Freeze. New scenario: singer Angus Andrew and guitarist Aaron Hemphill trade their rhythm section for drummer Julian Gross. Andrew leaves his Brooklyn apartment for a house steeped in the woods of New Jersey. Liars record ‘They Were Wrong, So We Drowned’, a thematic collection of songs about witchcraft, over two months, isolated in those very woods. The result is a brainfucking mess of tribal drums, hordes of loops, effects and interference and Andrew’s distinctive foaming voice. It both surpasses all of their previous output and is the marker for their new direction. Liars are dead. Liars are reborn.

Broken Witch opens with errant robotic breaths and bloops before Hemphill introduces a spindly guitar and Gross bangs out a motorik rhythm. When the studio experimentation mangles and spits out a new drumbeat, the trio get really nasty. There are several spectres in the detail; behind the drums hover guitars and electronics treated so as to resemble cries of death. Andrew ends the song repeating the word "blood." It appears the band is both hungry for it and spilling it at the same time. There’s Always Room On The Broom may have a disco drum line but Hemphill’s overcharged muddy guitar drills over Andrew’s upper register. The centrepiece is the skeletal We Fenced Our Houses With The Bones Of Our Own. Gross’ mechanised drums cough and splutter as Hemphill and Andrew build static-drenched voodoo and a mesmeric vocal.

Just as Matmos have gone folkloric with their electronics, Liars have deconstructed themselves and re-emerged as a supernatural soul noise band. They Don’t Want Your Corn They Want Your Kids employs a sort of spaced-out funk with swooping demons hiding in Andrew’s "Mama, I’m selling my blood." Read The Book That Wrote Itself is a storm pissing on a ritual.
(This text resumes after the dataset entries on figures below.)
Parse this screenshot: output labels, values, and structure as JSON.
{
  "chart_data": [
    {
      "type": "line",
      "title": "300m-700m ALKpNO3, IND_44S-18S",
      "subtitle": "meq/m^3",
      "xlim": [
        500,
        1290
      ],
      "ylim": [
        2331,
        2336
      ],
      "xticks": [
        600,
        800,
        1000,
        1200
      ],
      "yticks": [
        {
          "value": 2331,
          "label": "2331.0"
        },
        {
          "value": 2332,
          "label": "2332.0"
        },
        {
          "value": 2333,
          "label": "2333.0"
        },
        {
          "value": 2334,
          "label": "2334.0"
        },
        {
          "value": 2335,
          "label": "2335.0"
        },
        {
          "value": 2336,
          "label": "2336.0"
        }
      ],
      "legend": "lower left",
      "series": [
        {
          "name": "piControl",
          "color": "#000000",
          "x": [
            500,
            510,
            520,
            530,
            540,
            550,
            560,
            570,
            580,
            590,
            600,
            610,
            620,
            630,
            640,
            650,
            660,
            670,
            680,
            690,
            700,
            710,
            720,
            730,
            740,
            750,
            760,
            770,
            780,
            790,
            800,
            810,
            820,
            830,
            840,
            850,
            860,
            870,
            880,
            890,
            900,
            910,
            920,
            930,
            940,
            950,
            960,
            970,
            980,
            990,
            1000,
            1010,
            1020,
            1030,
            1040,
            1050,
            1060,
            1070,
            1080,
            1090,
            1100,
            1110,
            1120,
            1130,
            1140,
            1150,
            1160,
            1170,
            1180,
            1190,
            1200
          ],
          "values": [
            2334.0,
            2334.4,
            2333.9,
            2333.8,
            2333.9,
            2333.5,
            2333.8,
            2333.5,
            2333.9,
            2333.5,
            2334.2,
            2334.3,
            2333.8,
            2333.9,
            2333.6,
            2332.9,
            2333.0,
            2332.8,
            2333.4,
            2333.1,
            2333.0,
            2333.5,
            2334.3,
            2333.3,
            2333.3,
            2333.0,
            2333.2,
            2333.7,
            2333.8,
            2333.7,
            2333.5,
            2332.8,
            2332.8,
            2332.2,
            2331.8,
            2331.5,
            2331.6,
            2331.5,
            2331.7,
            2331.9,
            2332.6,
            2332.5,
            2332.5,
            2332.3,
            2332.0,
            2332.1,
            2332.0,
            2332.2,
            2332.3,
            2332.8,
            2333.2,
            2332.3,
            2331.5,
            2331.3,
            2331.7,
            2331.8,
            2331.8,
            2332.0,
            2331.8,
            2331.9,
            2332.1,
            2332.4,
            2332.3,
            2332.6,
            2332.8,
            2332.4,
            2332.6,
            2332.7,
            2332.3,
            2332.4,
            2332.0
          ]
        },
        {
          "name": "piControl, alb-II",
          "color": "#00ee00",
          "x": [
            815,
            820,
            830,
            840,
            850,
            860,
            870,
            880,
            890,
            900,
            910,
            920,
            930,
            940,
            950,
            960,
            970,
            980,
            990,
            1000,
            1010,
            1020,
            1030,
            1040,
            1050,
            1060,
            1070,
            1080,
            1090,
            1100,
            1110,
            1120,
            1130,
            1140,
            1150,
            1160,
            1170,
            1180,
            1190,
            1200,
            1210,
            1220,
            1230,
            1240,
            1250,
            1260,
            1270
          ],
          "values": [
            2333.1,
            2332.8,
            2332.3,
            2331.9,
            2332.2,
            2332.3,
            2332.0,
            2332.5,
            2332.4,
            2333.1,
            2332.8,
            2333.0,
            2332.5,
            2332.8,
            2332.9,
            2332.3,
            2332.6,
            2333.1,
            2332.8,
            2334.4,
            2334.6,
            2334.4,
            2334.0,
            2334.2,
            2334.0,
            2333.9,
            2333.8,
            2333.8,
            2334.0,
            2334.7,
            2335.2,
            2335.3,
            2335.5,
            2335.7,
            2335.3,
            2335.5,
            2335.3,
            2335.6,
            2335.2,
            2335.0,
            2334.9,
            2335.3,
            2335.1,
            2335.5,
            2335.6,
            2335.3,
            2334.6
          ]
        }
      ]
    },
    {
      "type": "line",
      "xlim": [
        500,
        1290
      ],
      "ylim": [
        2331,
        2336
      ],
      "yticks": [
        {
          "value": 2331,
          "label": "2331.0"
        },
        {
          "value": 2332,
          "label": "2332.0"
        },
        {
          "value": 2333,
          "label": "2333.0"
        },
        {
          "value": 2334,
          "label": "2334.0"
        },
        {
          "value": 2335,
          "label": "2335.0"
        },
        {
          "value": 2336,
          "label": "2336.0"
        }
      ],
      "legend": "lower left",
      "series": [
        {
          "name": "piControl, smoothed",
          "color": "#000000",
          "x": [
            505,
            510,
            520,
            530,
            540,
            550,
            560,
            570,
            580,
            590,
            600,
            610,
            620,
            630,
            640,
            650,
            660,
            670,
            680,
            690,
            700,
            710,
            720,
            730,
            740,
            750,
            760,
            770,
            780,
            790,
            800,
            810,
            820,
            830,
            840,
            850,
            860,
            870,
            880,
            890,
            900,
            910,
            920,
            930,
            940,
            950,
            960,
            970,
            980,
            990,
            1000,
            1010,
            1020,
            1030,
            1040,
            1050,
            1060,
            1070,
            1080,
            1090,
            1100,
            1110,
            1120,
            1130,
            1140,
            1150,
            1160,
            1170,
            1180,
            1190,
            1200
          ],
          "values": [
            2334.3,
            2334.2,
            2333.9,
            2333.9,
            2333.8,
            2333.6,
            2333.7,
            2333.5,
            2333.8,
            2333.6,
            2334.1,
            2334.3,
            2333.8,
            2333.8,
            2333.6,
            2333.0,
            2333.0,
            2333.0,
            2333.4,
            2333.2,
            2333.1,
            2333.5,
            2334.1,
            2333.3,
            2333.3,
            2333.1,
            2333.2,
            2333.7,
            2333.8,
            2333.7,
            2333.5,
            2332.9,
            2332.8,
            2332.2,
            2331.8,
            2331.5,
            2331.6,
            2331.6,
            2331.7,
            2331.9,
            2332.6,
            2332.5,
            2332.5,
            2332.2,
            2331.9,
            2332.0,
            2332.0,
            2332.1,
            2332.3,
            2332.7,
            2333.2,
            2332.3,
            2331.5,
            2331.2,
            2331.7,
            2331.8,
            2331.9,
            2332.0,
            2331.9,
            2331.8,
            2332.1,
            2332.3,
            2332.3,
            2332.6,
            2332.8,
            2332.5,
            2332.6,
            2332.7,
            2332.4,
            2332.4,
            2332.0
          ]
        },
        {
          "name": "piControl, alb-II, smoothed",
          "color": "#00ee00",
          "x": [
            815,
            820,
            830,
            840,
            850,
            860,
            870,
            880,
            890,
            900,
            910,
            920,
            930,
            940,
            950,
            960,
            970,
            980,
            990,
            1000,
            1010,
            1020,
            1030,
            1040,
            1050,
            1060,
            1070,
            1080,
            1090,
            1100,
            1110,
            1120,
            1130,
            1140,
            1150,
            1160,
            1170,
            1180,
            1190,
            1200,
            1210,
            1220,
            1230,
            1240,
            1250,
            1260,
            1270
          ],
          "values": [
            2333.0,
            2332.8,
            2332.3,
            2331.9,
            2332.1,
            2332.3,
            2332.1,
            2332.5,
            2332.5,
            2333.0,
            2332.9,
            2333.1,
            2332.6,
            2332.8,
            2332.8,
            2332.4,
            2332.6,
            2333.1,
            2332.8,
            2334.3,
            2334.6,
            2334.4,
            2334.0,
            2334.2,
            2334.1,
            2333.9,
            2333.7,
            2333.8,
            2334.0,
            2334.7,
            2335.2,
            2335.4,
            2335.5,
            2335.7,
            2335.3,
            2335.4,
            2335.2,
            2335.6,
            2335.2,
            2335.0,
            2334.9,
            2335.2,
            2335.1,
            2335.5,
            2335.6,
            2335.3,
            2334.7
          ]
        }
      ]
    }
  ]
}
Swirls of thunderous noise bruise a simple circular drum pattern and random hiss and crackle. Two more songs of rabid shamanistic deconstruction make way for the closing Flow My Tears The Spider Said, a nursery rhyme that ends with the sound of birds and a dense overhanging dread.

‘They Were Wrong, So We Drowned’ sounds just like it was recorded in a secluded house buried in the forest. Liars have become one with their overgrown moonlit surroundings and developed some suitably macabre textures and structures, both musical and production-wise. This is a boldly unrepentant work that captures a band at a most exciting point in their musical evolution.